20th August 2012
Acting as Chair of the House Budget Committee, Ryan has developed a reputation for bold economic proposals. Perhaps his most striking proposal was contained in one of the first iterations of his plan – termed a “Roadmap to America’s Future” – which “zeroed-out” all taxes on investment and capital gains. This proposal has been at the root of criticisms that affluent Americans, who derive most of their income from investments, would pay essentially no taxes under the Ryan plan. Indeed, Mitt Romney himself advanced this charge during the primary campaign, responding to Newt Gingrich’s calls for such “zeroing out” of taxes on investment income.
To be sure, since the introduction of this specific idea, Ryan has apparently backed away from an explicit call to eliminate taxes on unearned income. In this light – despite the praise he has received for his ostensible rigor – his proposals have become considerably more opaque.
Nevertheless, wherever he winds up on the precise level of capital gains taxes, the philosophy guiding each version of the Ryan has remained constant: investment is the driving force of economic growth, and lower taxes on investment stand to increase growth.
As the most recent version of his plan puts it: “Raising taxes on capital is another idea that purports to affect the wealthy but actually hurts all participants in the economy. Mainstream economics, not to mention common sense, teaches that raising taxes on any activity generally results in less of it … Tax reform should promote savings and investment because more savings and more investment mean a larger stock of capital available for job creation. That means more jobs, more productivity, and higher wages for all American workers.”
It is at this deeper philosophical level where he may be most vulnerable – as these sorts of ideas led directly to the global financial crisis.
Rather than get bogged down in political mudslinging over what Ryan’s plan means for Romney’s individual obligations, it may be more useful to raise the level of discourse by pointing out that the logic and evidence for Ryan’s policy claim are each open to question.
To this end, it is first worth noting that two broad theories of investment and growth exist. One holds, in accord with Ryan’s view, that investors make efficient use of information in seeking out opportunities. John Maynard Keynes famously characterised this view as casting investment as “enterprise”. This holds that investors put their money where it is most likely to benefit themselves — a move which has the added virtue of benefitting the economy as a whole. To be sure, this view is at times a useful guide to trends. Certainly, large-scale investors like Warren Buffett, who have the ability to “sit out” market swings, invest carefully, in ways likely to benefit themselves and the wider economy.

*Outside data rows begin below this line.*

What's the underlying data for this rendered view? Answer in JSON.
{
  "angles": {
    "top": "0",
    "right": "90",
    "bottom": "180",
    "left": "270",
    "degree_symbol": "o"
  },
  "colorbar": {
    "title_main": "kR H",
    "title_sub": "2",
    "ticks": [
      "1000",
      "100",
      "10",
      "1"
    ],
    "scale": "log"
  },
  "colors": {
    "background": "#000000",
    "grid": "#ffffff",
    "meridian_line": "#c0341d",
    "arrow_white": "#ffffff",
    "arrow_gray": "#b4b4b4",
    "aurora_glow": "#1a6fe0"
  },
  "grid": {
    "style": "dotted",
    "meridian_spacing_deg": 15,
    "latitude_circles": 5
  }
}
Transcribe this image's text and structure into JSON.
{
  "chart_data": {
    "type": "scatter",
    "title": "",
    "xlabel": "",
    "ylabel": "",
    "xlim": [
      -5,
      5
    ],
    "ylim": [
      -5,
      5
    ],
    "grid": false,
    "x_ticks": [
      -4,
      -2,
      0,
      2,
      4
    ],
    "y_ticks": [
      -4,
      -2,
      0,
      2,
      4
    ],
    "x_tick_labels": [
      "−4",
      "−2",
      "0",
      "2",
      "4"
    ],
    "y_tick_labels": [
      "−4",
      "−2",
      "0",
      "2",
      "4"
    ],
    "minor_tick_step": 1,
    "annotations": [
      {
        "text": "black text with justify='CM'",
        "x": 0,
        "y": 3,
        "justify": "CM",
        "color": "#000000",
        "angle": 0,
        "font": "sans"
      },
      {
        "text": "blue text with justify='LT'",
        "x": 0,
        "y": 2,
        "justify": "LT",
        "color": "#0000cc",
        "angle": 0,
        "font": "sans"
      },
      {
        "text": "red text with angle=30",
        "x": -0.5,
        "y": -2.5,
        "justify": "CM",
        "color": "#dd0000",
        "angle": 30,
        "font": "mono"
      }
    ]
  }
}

However, a cursory review of asset market trends over the past two decades suggests that market trends have neither been efficient not useful. Since the early 1990s, the global economy has been through a variety of emerging-market booms, the Long Term Capital Management crisis, the dot-com bubble, and the subprime and derivatives manias that led to the global financial crisis. These experiences have led to a renewed interest among economists on the irrationality of investors and the ways in which their choices may reflect not a sense of economic fundamentals, but rather collective psychology.
Reflecting such concerns, Keynes famously also argued for a second way of explaining investment trends: From this perspective, investment may not, as Ryan suggests, be akin to productive enterprise. Instead, it may be driven by speculation. As Keynes drew the contrast, he argued that:
“If I may be allowed to appropriate the term speculation for the activity of forecasting the psychology of the market, and the term enterprise for the activity of forecasting the prospective yield of assets over their whole life, it is by no means always the case that speculation predominates over enterprise.“
And for Keynes, as has been the case over the past two decades: “When the capital development of a country becomes a by-product of the activities of a casino, the job is likely to be ill-done. The measure of success attained by Wall Street… cannot be claimed as one of the outstanding triumphs of laissez-faire capitalism – which is not surprising, if I am right in thinking that the best brains of Wall Street have been in fact directed towards a different object.”
In sum, the biggest problem with the Romney-Ryan vision may be less that it is unfair, than that it is inefficient. Increasing investment which flies off into the speculative atmosphere – which is particularly likely where demand is so anaemic – is unlikely to restore growth. It would be better to reduce taxes on earned income, to enable demand – and so give investors a real outlet for their resources.
By Wesley Widmaier, Griffith University
Wesley Widmaier receives funding from the Australian Research Council.